CERTIFICATE OF APPEALABILITY
The governing law provides that:
(c) (2) A certificate of appealability may issue . . . only if the applicant has
made a substantial showing of the denial of a constitutional right.
(c) (3) The certificate of appealability . . . shall indicate which specific issue
or issues satisfy the showing required by paragraph (2).

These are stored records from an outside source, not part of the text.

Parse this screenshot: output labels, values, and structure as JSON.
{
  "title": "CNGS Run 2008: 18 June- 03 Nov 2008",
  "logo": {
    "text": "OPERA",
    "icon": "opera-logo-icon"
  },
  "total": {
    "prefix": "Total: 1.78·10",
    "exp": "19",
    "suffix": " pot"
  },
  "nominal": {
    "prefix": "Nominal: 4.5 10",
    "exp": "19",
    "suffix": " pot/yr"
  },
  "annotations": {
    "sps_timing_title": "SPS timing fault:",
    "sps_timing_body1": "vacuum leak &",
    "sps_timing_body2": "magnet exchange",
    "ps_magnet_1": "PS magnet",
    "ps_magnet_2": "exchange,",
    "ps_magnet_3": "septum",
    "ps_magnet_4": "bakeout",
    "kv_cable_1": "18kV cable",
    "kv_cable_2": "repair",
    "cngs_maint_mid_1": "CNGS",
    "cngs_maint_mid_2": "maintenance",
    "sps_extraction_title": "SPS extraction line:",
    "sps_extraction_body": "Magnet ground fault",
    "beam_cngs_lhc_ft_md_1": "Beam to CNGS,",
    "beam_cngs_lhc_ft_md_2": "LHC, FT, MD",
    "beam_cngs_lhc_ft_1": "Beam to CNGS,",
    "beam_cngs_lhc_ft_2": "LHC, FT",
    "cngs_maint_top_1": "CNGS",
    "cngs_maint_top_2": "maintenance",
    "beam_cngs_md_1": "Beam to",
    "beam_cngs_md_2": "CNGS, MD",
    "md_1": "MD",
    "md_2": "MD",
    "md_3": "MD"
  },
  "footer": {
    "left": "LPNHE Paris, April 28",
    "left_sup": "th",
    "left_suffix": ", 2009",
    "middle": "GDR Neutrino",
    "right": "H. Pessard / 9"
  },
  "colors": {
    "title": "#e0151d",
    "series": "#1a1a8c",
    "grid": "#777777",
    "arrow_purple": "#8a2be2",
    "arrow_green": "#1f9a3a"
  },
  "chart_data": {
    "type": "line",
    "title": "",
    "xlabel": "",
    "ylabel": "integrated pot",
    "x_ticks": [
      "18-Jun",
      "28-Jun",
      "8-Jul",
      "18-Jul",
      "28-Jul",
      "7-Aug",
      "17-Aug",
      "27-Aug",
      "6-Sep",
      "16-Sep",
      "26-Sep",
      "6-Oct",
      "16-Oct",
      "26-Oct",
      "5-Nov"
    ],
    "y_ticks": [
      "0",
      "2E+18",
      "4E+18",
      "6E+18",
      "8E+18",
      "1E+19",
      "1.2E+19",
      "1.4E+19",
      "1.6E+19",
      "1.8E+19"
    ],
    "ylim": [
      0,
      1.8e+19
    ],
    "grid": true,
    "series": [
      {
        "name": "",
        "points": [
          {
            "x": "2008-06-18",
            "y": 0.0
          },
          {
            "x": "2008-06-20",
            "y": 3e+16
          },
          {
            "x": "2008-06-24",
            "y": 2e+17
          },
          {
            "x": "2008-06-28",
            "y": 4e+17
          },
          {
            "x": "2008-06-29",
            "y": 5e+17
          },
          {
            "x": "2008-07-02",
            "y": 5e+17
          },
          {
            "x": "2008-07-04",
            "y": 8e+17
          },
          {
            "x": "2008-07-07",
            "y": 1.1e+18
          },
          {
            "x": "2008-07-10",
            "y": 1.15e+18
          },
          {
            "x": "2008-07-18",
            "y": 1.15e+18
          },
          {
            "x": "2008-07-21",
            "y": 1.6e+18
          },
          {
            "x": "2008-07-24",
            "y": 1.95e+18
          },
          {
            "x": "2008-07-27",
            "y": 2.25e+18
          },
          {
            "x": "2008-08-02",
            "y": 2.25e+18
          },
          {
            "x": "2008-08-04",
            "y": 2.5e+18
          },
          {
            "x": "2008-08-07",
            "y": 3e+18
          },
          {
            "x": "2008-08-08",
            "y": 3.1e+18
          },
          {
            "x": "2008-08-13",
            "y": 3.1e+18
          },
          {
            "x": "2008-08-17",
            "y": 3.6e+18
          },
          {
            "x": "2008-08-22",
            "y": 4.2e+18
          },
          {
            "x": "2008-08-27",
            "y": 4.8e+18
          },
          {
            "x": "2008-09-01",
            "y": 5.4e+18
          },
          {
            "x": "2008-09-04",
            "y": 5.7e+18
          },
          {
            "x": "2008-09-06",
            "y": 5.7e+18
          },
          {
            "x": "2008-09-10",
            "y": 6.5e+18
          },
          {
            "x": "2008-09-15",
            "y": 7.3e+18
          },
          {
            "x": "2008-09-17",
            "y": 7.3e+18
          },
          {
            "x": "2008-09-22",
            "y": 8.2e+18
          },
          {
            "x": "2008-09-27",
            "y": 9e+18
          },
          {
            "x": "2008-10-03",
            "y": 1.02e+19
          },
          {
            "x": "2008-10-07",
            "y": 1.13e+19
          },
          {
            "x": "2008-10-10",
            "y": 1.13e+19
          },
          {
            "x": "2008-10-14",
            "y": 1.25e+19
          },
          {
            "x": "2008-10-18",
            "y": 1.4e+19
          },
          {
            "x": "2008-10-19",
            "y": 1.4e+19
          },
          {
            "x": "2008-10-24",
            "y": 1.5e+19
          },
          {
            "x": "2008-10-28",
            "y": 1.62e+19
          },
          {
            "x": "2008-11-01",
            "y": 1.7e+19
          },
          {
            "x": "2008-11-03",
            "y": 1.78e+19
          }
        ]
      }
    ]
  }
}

28 U.S.C. § 2253(c). A prisoner satisfies this standard by demonstrating that reasonable
jurists would find this court’s assessment of his constitutional claims is debatable or wrong
and that any dispositive procedural ruling by the district court is likewise debatable. See
Miller–El v. Cockrell, 537 U.S. 322, 336 (2003); Slack v. McDaniel, 529 U.S. 473, 484
(2000); Rose v. Lee, 252 F.3d 676, 683 (4th Cir. 2001). In this case, the legal standard for
the issuance of a certificate of appealability has not been met. Therefore, a certificate of
appealability is denied.
IT IS SO ORDERED.
/s/Bruce Howe Hendricks
United States District Judge
May 12, 2015
Greenville, South Carolina
*****
NOTICE OF RIGHT TO APPEAL
The parties are hereby notified that any right to appeal this Order is governed by
Rules 3 and 4 of the Federal Rules of Appellate Procedure.